Thursday, February 11, 2010

Introduction of: "Murphy Me"

I’m convinced that romance doesn’t exist. And that fairytales are really stories of fake love instead of true love because the love I have seen doesn’t do any of the shit that Disney claims it does. No kiss has awoken me from unwanted sleep, no knight in shining armor has swept me off my feet, no dwarves have saved me from an evil bitch—oops, I meant witch—in order to live happily ever after with some fine ass prince. So I’m convinced that I don’t have a prince and this is how I get through life. We all have our coping mechanisms—this is mine: un-expectation. If you don’t expect something then you can’t be disappointed when you don’t get it. At least…that’s the theory. I’ll let you know if it really works or not once I actually apply it. Basically, no matter how much I pretend I always expect some prince or knight or hell, even a serf, to come and give me that fairytale romance. Hasn’t happened yet. And I’m not really hopeful that it will. Call me cynical. I won’t disagree with you.

I could go into so much detail about my life and about how this bitterness or this unfaith in love grew to this extent. I could…but I won’t because you really don’t need to know all of this to understand.
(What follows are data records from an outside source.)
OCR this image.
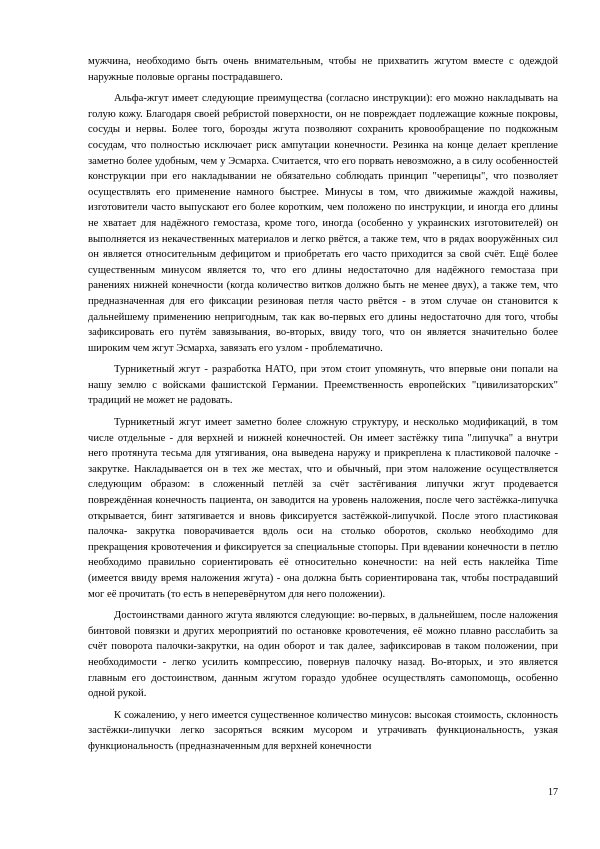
мужчина, необходимо быть очень внимательным, чтобы не прихватить жгутом вместе с одеждой наружные половые органы пострадавшего.

Альфа-жгут имеет следующие преимущества (согласно инструкции): его можно накладывать на голую кожу. Благодаря своей ребристой поверхности, он не повреждает подлежащие кожные покровы, сосуды и нервы. Более того, борозды жгута позволяют сохранить кровообращение по подкожным сосудам, что полностью исключает риск ампутации конечности. Резинка на конце делает крепление заметно более удобным, чем у Эсмарха. Считается, что его порвать невозможно, а в силу особенностей конструкции при его накладывании не обязательно соблюдать принцип "черепицы", что позволяет осуществлять его применение намного быстрее. Минусы в том, что движимые жаждой наживы, изготовители часто выпускают его более коротким, чем положено по инструкции, и иногда его длины не хватает для надёжного гемостаза, кроме того, иногда (особенно у украинских изготовителей) он выполняется из некачественных материалов и легко рвётся, а также тем, что в рядах вооружённых сил он является относительным дефицитом и приобретать его часто приходится за свой счёт. Ещё более существенным минусом является то, что его длины недостаточно для надёжного гемостаза при ранениях нижней конечности (когда количество витков должно быть не менее двух), а также тем, что предназначенная для его фиксации резиновая петля часто рвётся - в этом случае он становится к дальнейшему применению непригодным, так как во-первых его длины недостаточно для того, чтобы зафиксировать его путём завязывания, во-вторых, ввиду того, что он является значительно более широким чем жгут Эсмарха, завязать его узлом - проблематично.

Турникетный жгут - разработка НАТО, при этом стоит упомянуть, что впервые они попали на нашу землю с войсками фашистской Германии. Преемственность европейских "цивилизаторских" традиций не может не радовать.

Турникетный жгут имеет заметно более сложную структуру, и несколько модификаций, в том числе отдельные - для верхней и нижней конечностей. Он имеет застёжку типа "липучка" а внутри него протянута тесьма для утягивания, она выведена наружу и прикреплена к пластиковой палочке - закрутке. Накладывается он в тех же местах, что и обычный, при этом наложение осуществляется следующим образом: в сложенный петлёй за счёт застёгивания липучки жгут продевается повреждённая конечность пациента, он заводится на уровень наложения, после чего застёжка-липучка открывается, бинт затягивается и вновь фиксируется застёжкой-липучкой. После этого пластиковая палочка- закрутка поворачивается вдоль оси на столько оборотов, сколько необходимо для прекращения кровотечения и фиксируется за специальные стопоры. При вдевании конечности в петлю необходимо правильно сориентировать её относительно конечности: на ней есть наклейка Time (имеется ввиду время наложения жгута) - она должна быть сориентирована так, чтобы пострадавший мог её прочитать (то есть в неперевёрнутом для него положении).

Достоинствами данного жгута являются следующие: во-первых, в дальнейшем, после наложения бинтовой повязки и других мероприятий по остановке кровотечения, её можно плавно расслабить за счёт поворота палочки-закрутки, на один оборот и так далее, зафиксировав в таком положении, при необходимости - легко усилить компрессию, повернув палочку назад. Во-вторых, и это является главным его достоинством, данным жгутом гораздо удобнее осуществлять самопомощь, особенно одной рукой.

К сожалению, у него имеется существенное количество минусов: высокая стоимость, склонность застёжки-липучки легко засоряться всяким мусором и утрачивать функциональность, узкая функциональность (предназначенным для верхней конечности

17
Only one chapter in my life, one long ass moment in time, defined me as this beautifully cynical person that you see before you.

My name is Murf. Well not really, my real name is Murphy Blake. I think my mother was high when she signed the birth certificate but don’t tell her I said that. I’m 27, 5’10, medium brown skinned, bald with grey eyes, and ears that have a little point at the top. No elf jokes or we are gonna have complications.

Those pretty much sum up my physical characteristics. Oh wait, I’m not buff, I’m not scrawny either. Let’s just say I was blessed with a body that looks like I work out but not strenuously. Plus my abs kind of started fading away when I hit 23, but my tummy is still nice to look at. I’m not ugly, not in the least. I’m not psycho or overemotional, well I wasn’t any of those things when my heart got obliterated and I lost faith in the myth of true love.

Right now, I’m lonely. Not just alone. I’m lonely as hell and I’m not in denial about it. One contributing factor to my singleness might be that gay men are not any better than straight men, they just stereotypically dress better and look a bit more taken care of. To go along with the fact that I’m gay, I’m not a stereotype. I have no idea what the latest lingo is unless I read it on Facebook or some other community website. I don’t consider myself a top or a bottom…let’s just say, I am what I am. I have feminine moments and masculine moments, so does everyone else. I’m not into labels as you can see.

Despite all that I just said, I’m not picky. You don’t have to be damn near DL for me to be attracted to you—DL meaning damned and lifeless. That’s what I call those dudes who won’t step into who they are for fear of society or enjoyment of being another trifling man with no regard for his life or the ones who he’s screwing or being screwed by. Neither am I against the Little Richards of the world, granted I do not have a thing for Little Richard. Make-up, when it looks like a mask, is not a turn-on for me. Nothing personal, just fact.

Wow…I’m babbling now. Well not really. I just wanted you to see that there is really no reason for me to be a hopeless romantic with no faith in the future of my love life all because of my past. My friends, oops, I meant friend (no plurality), tells me that I’m gonna get over it. She tells me that somebody is gonna sweeten the bitterness out of me. Let’s just say that I’m not waiting for it.

Anyway, I guess I can go ahead and get to the point…or rather the story that has made me the sparkling bundle of sunshine you have before you right now. Perhaps I shouldn’t call it a story, it’s more than that. It’s a painful reality that I try not to revisit consciously but it’s always there…mocking me. The one time I thought love had found me. The one time I thought I had one of those chick-flick loves, I realized it was just a bunch of bull. Well…go ahead, sit back. It’s time to go there. I hope it doesn’t leave you as jaded as I am.

1 comment:

TRAV said...

Well...this was interesting; Murf's sarcasm is very familiar (and funny as hell at times - 'make up that looks like a mask'? LOL!). I love that he's blunt and VERY self aware. I'm sure a lot of 'us' can relate to Murf. Good piece...as usual.